A seguito di quanto scoperto da Qiro ed Ester nella vecchia sede della REM, la struttura chiude per disinfestazione e manda gli ospiti a soggiornare in strutture alberghiere in zona od a casa. Qiro decide di raggiungere i nonni, che abitano a poche fermate di treno dalla REM. Ester, al solito, non riesce a stare ferma e si intrufola per indagare sulla disinfestazione.
Qiro, durante il suo soggiorno dai nonni che vivono in una località marittima, non riesce ad avere sonni tranquilli. Una creatura marina continua a presentarsi nei suoi sogni.
Ester, seguendo il suo istinto, finisce nel luogo dove i vecchi documenti e le obsolete attrezzature prelevate dai sotterranei sono state trasferite.
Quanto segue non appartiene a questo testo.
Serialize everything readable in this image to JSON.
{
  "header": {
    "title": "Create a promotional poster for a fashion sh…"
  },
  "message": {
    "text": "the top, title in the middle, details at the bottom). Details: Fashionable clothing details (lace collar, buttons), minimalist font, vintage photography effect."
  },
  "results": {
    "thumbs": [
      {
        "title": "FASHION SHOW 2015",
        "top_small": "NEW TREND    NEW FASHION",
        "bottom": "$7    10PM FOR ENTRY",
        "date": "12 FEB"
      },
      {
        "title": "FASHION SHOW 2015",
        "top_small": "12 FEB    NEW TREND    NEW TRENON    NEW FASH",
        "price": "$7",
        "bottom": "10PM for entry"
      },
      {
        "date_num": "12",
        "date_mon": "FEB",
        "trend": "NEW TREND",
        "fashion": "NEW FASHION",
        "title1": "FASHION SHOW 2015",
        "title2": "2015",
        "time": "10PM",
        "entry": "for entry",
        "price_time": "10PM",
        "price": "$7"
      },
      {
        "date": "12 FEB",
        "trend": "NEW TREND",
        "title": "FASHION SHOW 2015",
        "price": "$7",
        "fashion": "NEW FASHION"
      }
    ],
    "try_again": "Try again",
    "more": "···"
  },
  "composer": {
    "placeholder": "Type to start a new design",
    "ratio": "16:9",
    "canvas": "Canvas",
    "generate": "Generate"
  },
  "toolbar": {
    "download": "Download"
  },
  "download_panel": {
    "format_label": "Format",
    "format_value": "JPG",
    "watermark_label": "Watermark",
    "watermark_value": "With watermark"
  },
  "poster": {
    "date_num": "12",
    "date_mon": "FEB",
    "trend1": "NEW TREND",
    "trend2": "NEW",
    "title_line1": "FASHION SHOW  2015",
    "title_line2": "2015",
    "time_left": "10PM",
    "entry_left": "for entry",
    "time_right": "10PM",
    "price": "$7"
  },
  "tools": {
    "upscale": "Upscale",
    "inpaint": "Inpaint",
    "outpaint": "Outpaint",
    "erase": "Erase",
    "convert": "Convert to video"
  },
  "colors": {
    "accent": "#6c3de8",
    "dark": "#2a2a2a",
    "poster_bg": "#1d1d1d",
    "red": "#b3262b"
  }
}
Io sono sempre più convinto che Creepy Past non sia quella serie per teenager che dalla Bonelli ci vogliono fare credere che sia.
Bruno Enna, in questo terzo numero, parte già forte nelle prime pagine e non accenna a smettere di strizzare i sentimenti dei protagonisti, e dei lettori, per tutte le pagine del fumetto. Devo ammettere che ero partito preconcetto; "Sul fondo", un mostro nell'acqua, la copertina con quella posa, mi sapeva un po' tutto di Del Toro. Sono stato contento, invece, di essermi sbagliato. Enna, finalmente, mette in risalto i co-protagonisti della vicenda. Fa sì portare la croce della novella a Qiro ed Ester, ma ci presenta meglio i ruoli di quasi tutti i personaggi visti fino ad ora. Più uno. La sua storia, tra una battuta e l'altra, un'acrobazia e l'altra, si spinge ad analizzare quello che le persone nascondono "sul fondo" del loro animo. 
Terzo disegnatore in tre numeri, Alberto Zanon succede a Federico Nardo (n.2) e Giovanni Rigano (n.1 e copertinista). Il suo lavoro sugli sfondi è spettacolare: dettagli a non finire in ogni dove (il viaggio in treno, pag.10 prima vignetta orizzontale è un esempio lampante della sua cura), offre al lettore un insieme ricco e soddisfacente in ogni sua pagina. Meno, personalmente, mi è piaciuta la caratterizzazione dei personaggi. In questo terzo numero li ho trovati eccessivamente allungati e flessibili. Impressione mia, ma anche i capelli di Ester mi sono piaciuti meno. Il tutto, comunque rimane in quello stile Cavazzano/Disney/Monster Allergy in cui ci siamo immersi sin dal primo numero.
Rigano, come detto, resta sempre in copertina, ma il senso di dejavù che ho ogni volta che guardo questa limita il mio entusiasmo (quella del 2 era strepitosa, ma l'ho già detto). L'opera evocativa gli è venuta meglio per quella del quarto capitolo della saga (visibile in quarta di copertina).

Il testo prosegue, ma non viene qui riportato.